In my need to limit my social media footprint (facebook and instagram), I’ve stopped taking daily morning pictures of my short walk from the house to our garage workout room but weekends give me time to really enjoy my yard.

Okra

In the vegetable garden, the okra Just Keeps Producing! My husband slices it length wise, mixes it with olive oil, salt and pepper and roasts it to a golden crunch.

I’m looking for at least 2 more months of backyard wandering.

Posted in 2025, life

As Summer Comes To An End…

Early morning 9/10/2025

I walk out my back door almost every morning at about 6:15 to work out. I have taken so many pictures of these mornings. Why? I don’t know! I feel like I have to capture what I see to make it real. To remind me of what I’ve seen.
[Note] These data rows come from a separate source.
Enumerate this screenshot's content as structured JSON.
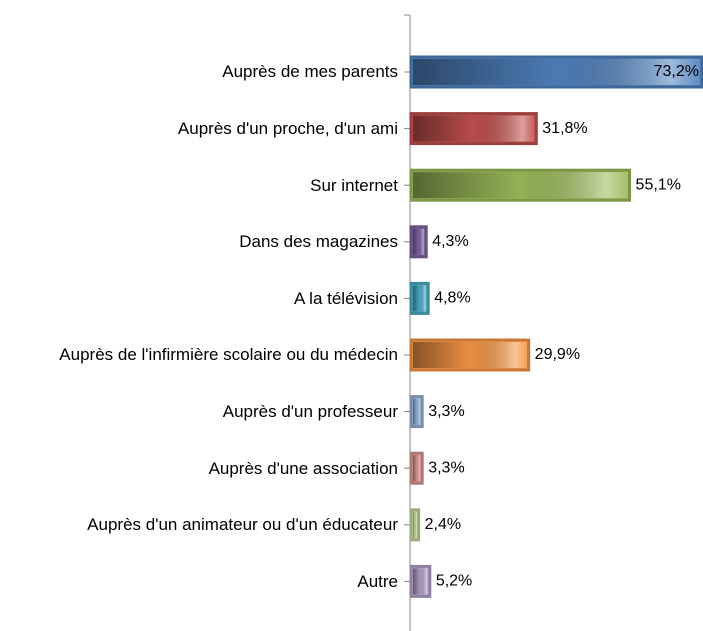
{
  "chart_data": {
    "type": "bar",
    "orientation": "horizontal",
    "categories": [
      "Auprès de mes parents",
      "Auprès d'un proche, d'un ami",
      "Sur internet",
      "Dans des magazines",
      "A la télévision",
      "Auprès de l'infirmière scolaire ou du médecin",
      "Auprès d'un professeur",
      "Auprès d'une association",
      "Auprès d'un animateur ou d'un éducateur",
      "Autre"
    ],
    "values": [
      73.2,
      31.8,
      55.1,
      4.3,
      4.8,
      29.9,
      3.3,
      3.3,
      2.4,
      5.2
    ],
    "value_labels": [
      "73,2%",
      "31,8%",
      "55,1%",
      "4,3%",
      "4,8%",
      "29,9%",
      "3,3%",
      "3,3%",
      "2,4%",
      "5,2%"
    ],
    "colors": [
      "#4f81bd",
      "#c0504d",
      "#9bbb59",
      "#8064a2",
      "#4bacc6",
      "#f79646",
      "#95b3d7",
      "#d99694",
      "#c3d69b",
      "#b3a2c7"
    ],
    "xlim": [
      0,
      73.2
    ]
  }
}
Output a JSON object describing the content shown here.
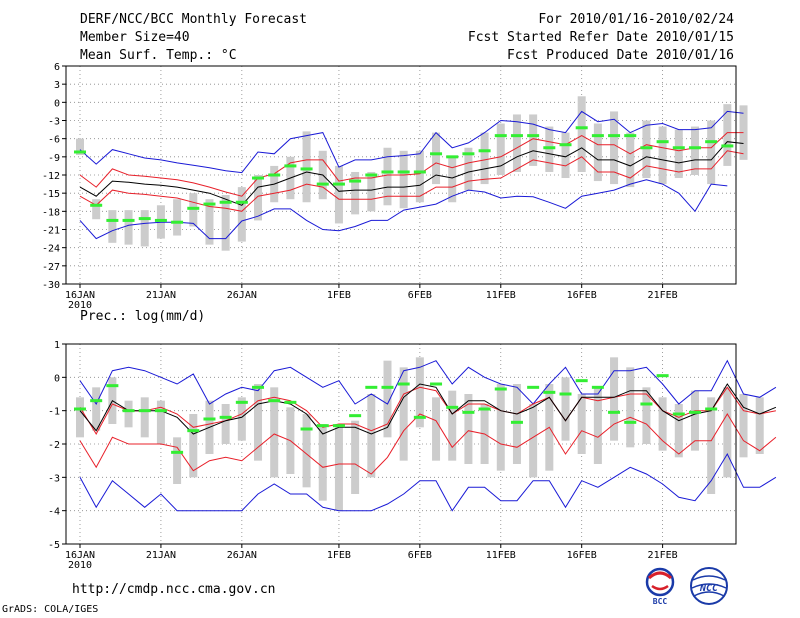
{
  "header": {
    "title": "DERF/NCC/BCC Monthly Forecast",
    "member_size": "Member Size=40",
    "variable": "Mean Surf. Temp.: °C",
    "period": "For 2010/01/16-2010/02/24",
    "started": "Fcst Started Refer Date 2010/01/15",
    "produced": "Fcst Produced Date 2010/01/16"
  },
  "footer": {
    "url": "http://cmdp.ncc.cma.gov.cn",
    "grads": "GrADS: COLA/IGES",
    "logo_bcc": "BCC",
    "logo_ncc": "NCC"
  },
  "colors": {
    "bar": "#cccccc",
    "line_black": "#000000",
    "line_red": "#e8202a",
    "line_blue": "#1a1ad6",
    "green": "#33ee33",
    "grid": "#888888"
  },
  "chart_data": [
    {
      "type": "line",
      "title": "Mean Surf. Temp.: °C",
      "x_tick_labels": [
        "16JAN",
        "21JAN",
        "26JAN",
        "1FEB",
        "6FEB",
        "11FEB",
        "16FEB",
        "21FEB"
      ],
      "x_tick_days": [
        1,
        6,
        11,
        17,
        22,
        27,
        32,
        37
      ],
      "year_label": "2010",
      "days": 40,
      "ylim": [
        -30,
        6
      ],
      "y_ticks": [
        -30,
        -27,
        -24,
        -21,
        -18,
        -15,
        -12,
        -9,
        -6,
        -3,
        0,
        3,
        6
      ],
      "series": [
        {
          "name": "max",
          "color": "blue",
          "values": [
            -7.8,
            -10.2,
            -7.8,
            -8.5,
            -9.2,
            -9.5,
            -10,
            -10.4,
            -10.8,
            -11.3,
            -11.6,
            -8.2,
            -8.5,
            -6,
            -5.5,
            -5,
            -10.7,
            -9.5,
            -9.5,
            -9,
            -8.8,
            -8.5,
            -5,
            -7.5,
            -6.7,
            -5,
            -3,
            -3.2,
            -3.6,
            -4.5,
            -5,
            -1.5,
            -3.2,
            -2.8,
            -5,
            -3.8,
            -3.5,
            -4.5,
            -4.5,
            -4.2,
            -1.5,
            -1.8
          ]
        },
        {
          "name": "upper",
          "color": "red",
          "values": [
            -12,
            -14,
            -11,
            -12,
            -12.2,
            -12.5,
            -12.8,
            -13.3,
            -14,
            -14.8,
            -15.5,
            -12.5,
            -11.8,
            -10,
            -9.5,
            -9.5,
            -13,
            -12.5,
            -12.5,
            -12,
            -12,
            -11.8,
            -10,
            -10.8,
            -10,
            -9.5,
            -9,
            -7.5,
            -6,
            -6.5,
            -7,
            -5.5,
            -7,
            -7,
            -8.5,
            -7,
            -7.5,
            -8,
            -7.5,
            -7.5,
            -5,
            -5
          ]
        },
        {
          "name": "mean",
          "color": "black",
          "values": [
            -14,
            -15.5,
            -13,
            -13.2,
            -13.5,
            -13.7,
            -14,
            -14.5,
            -15,
            -16,
            -17,
            -14,
            -13.5,
            -12.5,
            -11.5,
            -12,
            -14.7,
            -14.5,
            -14.5,
            -14,
            -14,
            -13.7,
            -12,
            -12.5,
            -11.5,
            -11,
            -10.5,
            -9,
            -8,
            -8.5,
            -9,
            -7.5,
            -9.5,
            -9.5,
            -10.5,
            -9,
            -9.5,
            -10,
            -9.5,
            -9.5,
            -6.5,
            -6.8
          ]
        },
        {
          "name": "lower",
          "color": "red",
          "values": [
            -15.5,
            -17,
            -14.5,
            -15,
            -15.2,
            -15.5,
            -15.8,
            -16.5,
            -17.2,
            -17.5,
            -18,
            -15.5,
            -15,
            -14.5,
            -13.5,
            -14,
            -16,
            -16,
            -16,
            -15.5,
            -15.5,
            -15.5,
            -14,
            -14,
            -13,
            -12.7,
            -12.5,
            -11,
            -9.5,
            -10,
            -10.5,
            -9,
            -11.5,
            -11.5,
            -12.5,
            -10.5,
            -11,
            -11.5,
            -11,
            -11,
            -8,
            -8.5
          ]
        },
        {
          "name": "min",
          "color": "blue",
          "values": [
            -19.5,
            -22.5,
            -21.2,
            -20.3,
            -20,
            -19.8,
            -19.8,
            -20,
            -22.5,
            -22.5,
            -19.6,
            -18.8,
            -17.6,
            -17.6,
            -19.5,
            -21,
            -21.2,
            -20.5,
            -19.5,
            -19.5,
            -17.8,
            -17.3,
            -16.8,
            -15.5,
            -14.5,
            -14.8,
            -15.8,
            -15.5,
            -15.6,
            -16.5,
            -17.5,
            -15.5,
            -15,
            -14.5,
            -13.5,
            -12.8,
            -13.5,
            -15,
            -18,
            -13.5,
            -13.8
          ]
        }
      ],
      "bars": [
        {
          "low": -8.7,
          "high": -6.0
        },
        {
          "low": -19.3,
          "high": -16.0
        },
        {
          "low": -23.2,
          "high": -17.8
        },
        {
          "low": -23.5,
          "high": -17.8
        },
        {
          "low": -23.8,
          "high": -17.8
        },
        {
          "low": -22.5,
          "high": -17.0
        },
        {
          "low": -22.0,
          "high": -16.0
        },
        {
          "low": -20.5,
          "high": -15.0
        },
        {
          "low": -23.5,
          "high": -16.0
        },
        {
          "low": -24.5,
          "high": -15.3
        },
        {
          "low": -23.0,
          "high": -14.0
        },
        {
          "low": -19.5,
          "high": -12.0
        },
        {
          "low": -16.5,
          "high": -10.5
        },
        {
          "low": -16.0,
          "high": -9.0
        },
        {
          "low": -16.5,
          "high": -4.8
        },
        {
          "low": -16.0,
          "high": -8.0
        },
        {
          "low": -20.0,
          "high": -10.5
        },
        {
          "low": -18.5,
          "high": -11.5
        },
        {
          "low": -18.0,
          "high": -11.5
        },
        {
          "low": -17.0,
          "high": -7.5
        },
        {
          "low": -17.5,
          "high": -8.0
        },
        {
          "low": -16.5,
          "high": -8.0
        },
        {
          "low": -13.5,
          "high": -5.0
        },
        {
          "low": -16.5,
          "high": -9.0
        },
        {
          "low": -14.5,
          "high": -7.5
        },
        {
          "low": -13.5,
          "high": -5.0
        },
        {
          "low": -12.0,
          "high": -3.5
        },
        {
          "low": -11.5,
          "high": -2.0
        },
        {
          "low": -10.5,
          "high": -2.0
        },
        {
          "low": -11.5,
          "high": -4.0
        },
        {
          "low": -12.5,
          "high": -5.0
        },
        {
          "low": -11.5,
          "high": 1.0
        },
        {
          "low": -13.0,
          "high": -3.5
        },
        {
          "low": -13.5,
          "high": -1.5
        },
        {
          "low": -14.0,
          "high": -5.0
        },
        {
          "low": -12.5,
          "high": -3.0
        },
        {
          "low": -13.5,
          "high": -4.0
        },
        {
          "low": -12.5,
          "high": -4.5
        },
        {
          "low": -12.0,
          "high": -4.0
        },
        {
          "low": -13.5,
          "high": -3.0
        },
        {
          "low": -10.5,
          "high": -0.3
        },
        {
          "low": -9.5,
          "high": -0.5
        }
      ],
      "observed": [
        -8.2,
        -17,
        -19.5,
        -19.5,
        -19.2,
        -19.5,
        -19.8,
        -17.5,
        -16.8,
        -16.5,
        -16.5,
        -12.5,
        -12,
        -10.5,
        -11,
        -13.5,
        -13.5,
        -13,
        -12,
        -11.5,
        -11.5,
        -11.5,
        -8.5,
        -9,
        -8.5,
        -8,
        -5.5,
        -5.5,
        -5.5,
        -7.5,
        -7,
        -4.2,
        -5.5,
        -5.5,
        -5.5,
        -7.5,
        -6.5,
        -7.5,
        -7.5,
        -6.5,
        -7.2,
        -7.2,
        -4.3
      ]
    },
    {
      "type": "line",
      "title": "Prec.: log(mm/d)",
      "x_tick_labels": [
        "16JAN",
        "21JAN",
        "26JAN",
        "1FEB",
        "6FEB",
        "11FEB",
        "16FEB",
        "21FEB"
      ],
      "x_tick_days": [
        1,
        6,
        11,
        17,
        22,
        27,
        32,
        37
      ],
      "year_label": "2010",
      "days": 40,
      "ylim": [
        -5,
        1
      ],
      "y_ticks": [
        -5,
        -4,
        -3,
        -2,
        -1,
        0,
        1
      ],
      "series": [
        {
          "name": "max",
          "color": "blue",
          "values": [
            -0.1,
            -0.8,
            0.2,
            0.3,
            0.2,
            0,
            -0.2,
            0.1,
            -0.8,
            -0.5,
            -0.3,
            -0.4,
            0.2,
            0.3,
            0,
            -0.3,
            -0.1,
            -0.8,
            -0.5,
            -0.8,
            0.2,
            0.3,
            0.5,
            -0.2,
            0.3,
            0,
            -0.2,
            -0.3,
            -0.8,
            -0.2,
            0.3,
            -0.5,
            -0.5,
            0.2,
            0.2,
            0.3,
            -0.2,
            -0.8,
            -0.4,
            -0.4,
            0.5,
            -0.5,
            -0.6,
            -0.3
          ]
        },
        {
          "name": "upper",
          "color": "red",
          "values": [
            -0.9,
            -1.7,
            -0.8,
            -1,
            -1,
            -0.9,
            -1.1,
            -1.5,
            -1.4,
            -1.3,
            -1.1,
            -0.7,
            -0.6,
            -0.7,
            -1,
            -1.5,
            -1.4,
            -1.4,
            -1.6,
            -1.4,
            -0.5,
            -0.3,
            -0.4,
            -1.1,
            -0.8,
            -0.8,
            -1,
            -1.1,
            -0.8,
            -0.6,
            -1.3,
            -0.6,
            -0.7,
            -0.6,
            -0.5,
            -0.5,
            -1,
            -1.2,
            -1,
            -1,
            -0.3,
            -1,
            -1.1,
            -1
          ]
        },
        {
          "name": "mean",
          "color": "black",
          "values": [
            -1,
            -1.6,
            -0.7,
            -1,
            -1,
            -1,
            -1.2,
            -1.7,
            -1.5,
            -1.3,
            -1.2,
            -0.8,
            -0.7,
            -0.8,
            -1.1,
            -1.7,
            -1.5,
            -1.5,
            -1.7,
            -1.5,
            -0.6,
            -0.2,
            -0.3,
            -1.1,
            -0.7,
            -0.7,
            -1,
            -1.1,
            -0.9,
            -0.6,
            -1.3,
            -0.6,
            -0.6,
            -0.6,
            -0.4,
            -0.4,
            -1,
            -1.3,
            -1.1,
            -1,
            -0.2,
            -0.9,
            -1.1,
            -0.9
          ]
        },
        {
          "name": "lower",
          "color": "red",
          "values": [
            -1.9,
            -2.7,
            -1.8,
            -2,
            -2,
            -2,
            -2.1,
            -2.8,
            -2.5,
            -2.4,
            -2.5,
            -2.1,
            -1.7,
            -1.9,
            -2.3,
            -2.7,
            -2.6,
            -2.6,
            -2.9,
            -2.4,
            -1.6,
            -1.1,
            -1.3,
            -2.1,
            -1.6,
            -1.7,
            -2,
            -2.1,
            -1.8,
            -1.5,
            -2.3,
            -1.6,
            -1.8,
            -1.4,
            -1.2,
            -1.4,
            -1.9,
            -2.3,
            -1.9,
            -1.9,
            -1.1,
            -1.9,
            -2.2,
            -1.8
          ]
        },
        {
          "name": "min",
          "color": "blue",
          "values": [
            -3,
            -3.9,
            -3.1,
            -3.5,
            -3.9,
            -3.5,
            -4,
            -4,
            -4,
            -4,
            -4,
            -3.5,
            -3.2,
            -3.5,
            -3.5,
            -3.9,
            -4,
            -4,
            -4,
            -3.8,
            -3.5,
            -3.1,
            -3.1,
            -4,
            -3.3,
            -3.3,
            -3.7,
            -3.7,
            -3.1,
            -3.1,
            -3.9,
            -3.1,
            -3.3,
            -3,
            -2.7,
            -2.9,
            -3.2,
            -3.6,
            -3.7,
            -3.1,
            -2.3,
            -3.3,
            -3.3,
            -3
          ]
        },
        {
          "name": "observed",
          "color": "green",
          "values": [
            -0.95,
            -0.7,
            -0.25,
            -1,
            -1,
            -1,
            -2.25,
            -1.6,
            -1.25,
            -1.2,
            -0.75,
            -0.3,
            -0.7,
            -0.75,
            -1.55,
            -1.45,
            -1.45,
            -1.15,
            -0.3,
            -0.3,
            -0.2,
            -1.2,
            -0.2,
            -0.9,
            -1.05,
            -0.95,
            -0.35,
            -1.35,
            -0.3,
            -0.45,
            -0.5,
            -0.1,
            -0.3,
            -1.05,
            -1.35,
            -0.8,
            0.05,
            -1.1,
            -1.05,
            -0.95
          ]
        }
      ],
      "bars": [
        {
          "low": -1.8,
          "high": -0.6
        },
        {
          "low": -1.6,
          "high": -0.3
        },
        {
          "low": -1.4,
          "high": 0.0
        },
        {
          "low": -1.5,
          "high": -0.7
        },
        {
          "low": -1.8,
          "high": -0.6
        },
        {
          "low": -2.0,
          "high": -0.7
        },
        {
          "low": -3.2,
          "high": -1.8
        },
        {
          "low": -3.0,
          "high": -1.1
        },
        {
          "low": -2.3,
          "high": -0.7
        },
        {
          "low": -2.0,
          "high": -0.8
        },
        {
          "low": -1.9,
          "high": -0.6
        },
        {
          "low": -2.5,
          "high": -0.2
        },
        {
          "low": -3.0,
          "high": -0.3
        },
        {
          "low": -2.9,
          "high": -0.9
        },
        {
          "low": -3.3,
          "high": -1.1
        },
        {
          "low": -3.7,
          "high": -1.4
        },
        {
          "low": -4.0,
          "high": -1.5
        },
        {
          "low": -3.5,
          "high": -1.3
        },
        {
          "low": -3.0,
          "high": -0.5
        },
        {
          "low": -1.8,
          "high": 0.5
        },
        {
          "low": -2.5,
          "high": 0.3
        },
        {
          "low": -1.5,
          "high": 0.6
        },
        {
          "low": -2.5,
          "high": -0.6
        },
        {
          "low": -2.5,
          "high": -0.4
        },
        {
          "low": -2.6,
          "high": -0.5
        },
        {
          "low": -2.6,
          "high": -0.8
        },
        {
          "low": -2.8,
          "high": -0.2
        },
        {
          "low": -2.6,
          "high": -0.2
        },
        {
          "low": -3.0,
          "high": -0.8
        },
        {
          "low": -2.8,
          "high": -0.2
        },
        {
          "low": -1.9,
          "high": 0.0
        },
        {
          "low": -2.3,
          "high": -0.5
        },
        {
          "low": -2.6,
          "high": -0.3
        },
        {
          "low": -1.9,
          "high": 0.6
        },
        {
          "low": -2.1,
          "high": 0.3
        },
        {
          "low": -2.0,
          "high": -0.3
        },
        {
          "low": -2.2,
          "high": -0.6
        },
        {
          "low": -2.4,
          "high": -0.8
        },
        {
          "low": -2.2,
          "high": -0.4
        },
        {
          "low": -3.5,
          "high": -0.6
        },
        {
          "low": -3.0,
          "high": -0.3
        },
        {
          "low": -2.4,
          "high": -0.5
        },
        {
          "low": -2.3,
          "high": -0.6
        }
      ],
      "observed": []
    }
  ]
}
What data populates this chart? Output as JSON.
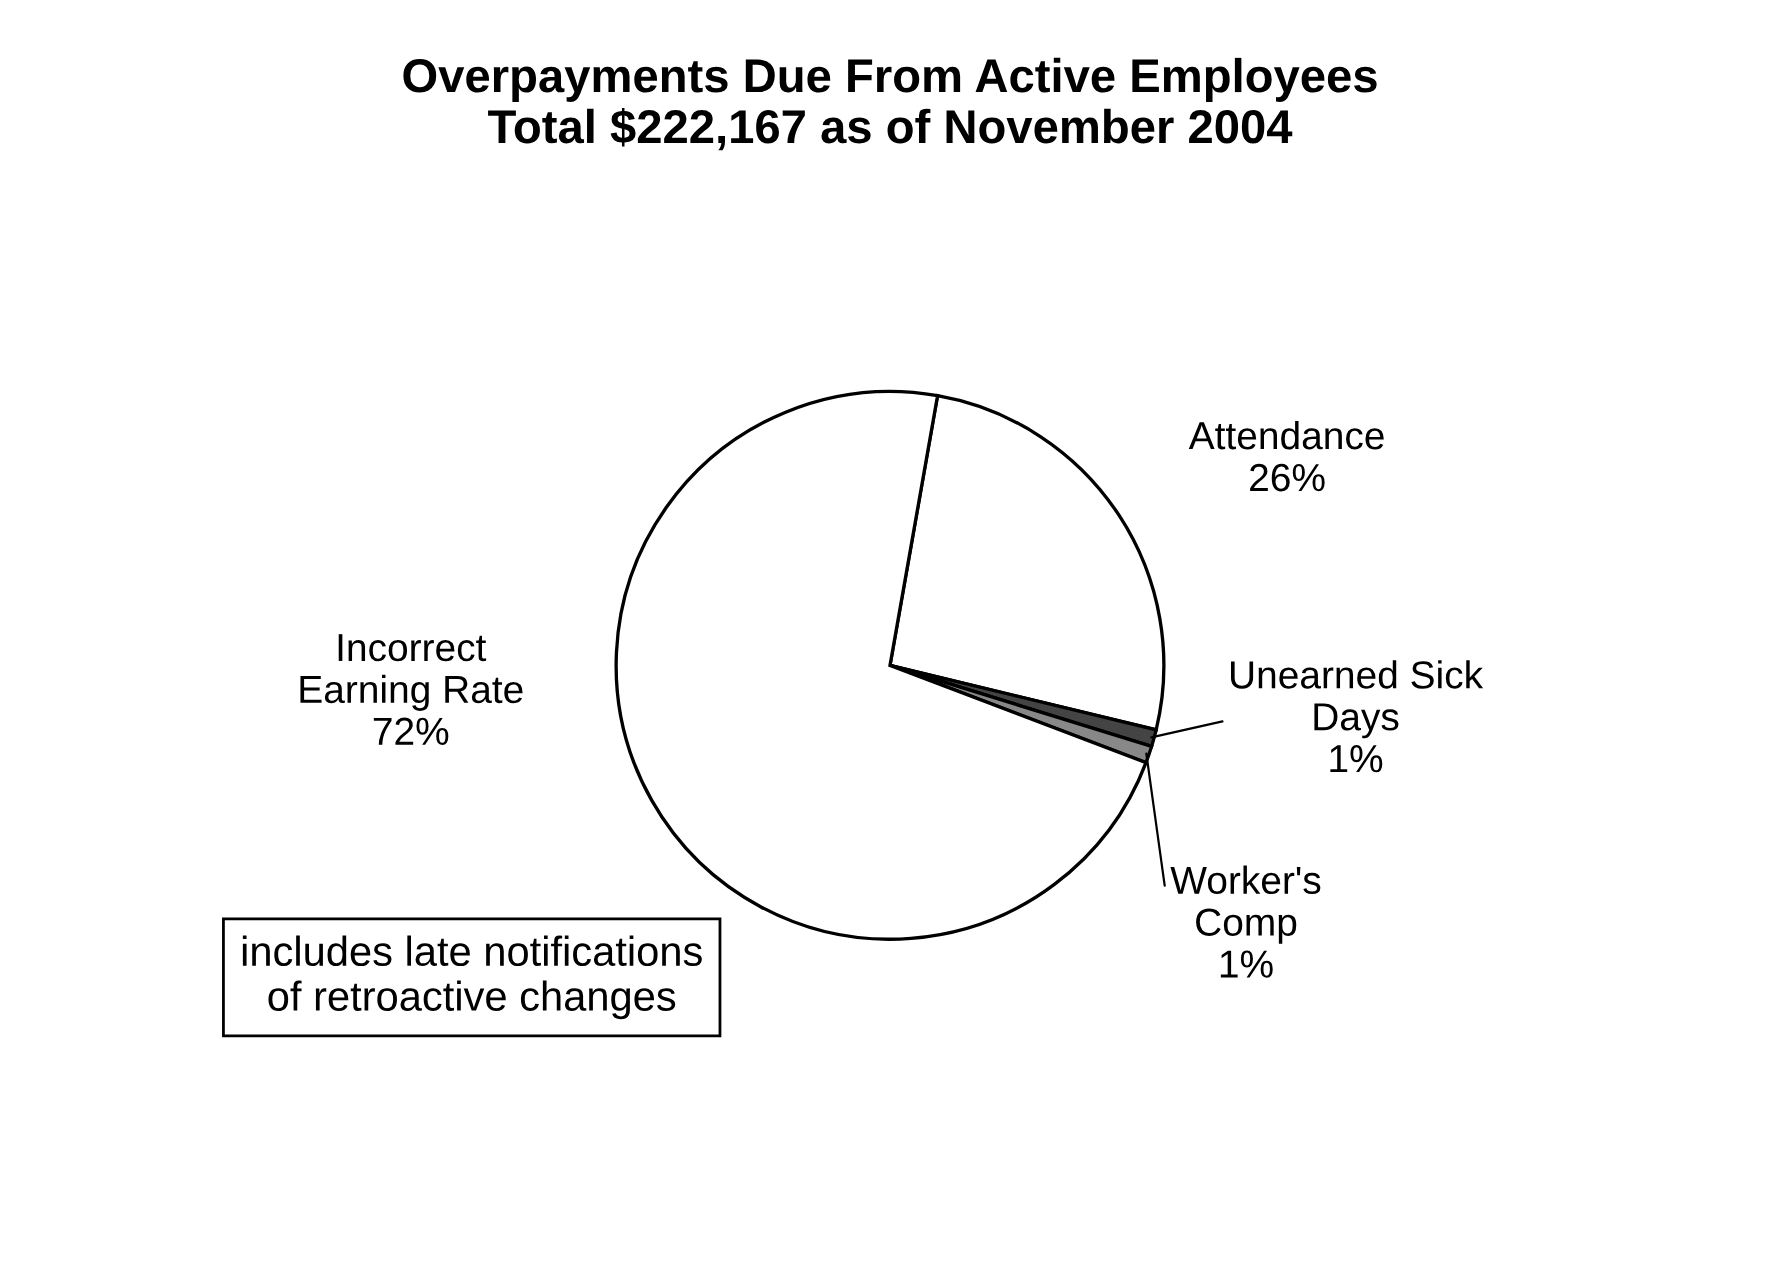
{
  "chart_data": {
    "type": "pie",
    "title": "Overpayments Due From Active Employees\nTotal $222,167 as of November 2004",
    "categories": [
      "Attendance",
      "Unearned Sick\nDays",
      "Worker's\nComp",
      "Incorrect\nEarning Rate"
    ],
    "values": [
      26,
      1,
      1,
      72
    ],
    "value_labels": [
      "26%",
      "1%",
      "1%",
      "72%"
    ],
    "colors": [
      "#ffffff",
      "#444444",
      "#888888",
      "#ffffff"
    ],
    "annotations": [
      "includes late notifications\nof retroactive changes"
    ]
  }
}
As I stood and looked around this morning, I wondered “did I enjoy this summer? Did I dig in? Or did I just go through the motions?”

I felt very confident that yes, I did embrace this summer. It was hotter than Heck, but I sat outside under the cover you see in the picture or on the covered side porch where there is always a nice breeze.

My reading spot

I would head out there after dinner and my husband would soon follow. We’d sit outside there for 2 hours, me reading and him watching you-tube videos.

I rode my bike a few times, less than I hoped, with my husband and friends but that is something there is still time for before the winter sets in.

We didn’t spend much time on our boat and that will be a conversation during the winter. Give it one more year? Give it up? The few times I was on it, I enjoyed it! Sometimes it’s the getting there…

And of course, there was our cruise to Alaska! That took up 10 days of the summer. The travel to and from felt like it took 10 days itself, but it was worth it.

For me, it’s not about being busy, or going to a lot of events. In the summer, it’s about being outside!

I’d been feeling down for the last couple of weeks, but the other day something shifted (full moon?), and now I just feel GRATEFUL and THANKFUL.

Posted in 2025, Healthy Living, life

Digging In

If you are a reader here, you’ll see I can be “in my head” a lot.

I am reading a book entitled, “High Functioning” overcome your hidden depression and reclaim your joy by Dr. Judith Joseph.

I have told myself that I don’t fall into the perfectionist category and a lot of what she says about overworking was something I did in the past, but not now. However, by beating myself up mentally, I think I should be perfect, or strive to be perfect. Both in my work and my “being”.

She says it relates back to “trauma” most times childhood based, but not always. There can be trauma with a capital T or it can be lower case t.

What I’m more concerned about is that feeling of “blah”. Anhedonia – the reduced ability to experience joy in life which makes you feel meh or blah all the time. For me, I t’s a feeling of doing to get through the day and then the night. When did that start?

I have begun to explore how all this figures in my life. I can see why I am never (never ever) happy with my weight or shape.

I’m beginning to understand some thoughts and reactions in my marriage.

As my business coach says, “what gets measured, gets improved”.

I’m looking forward to digging in deeper.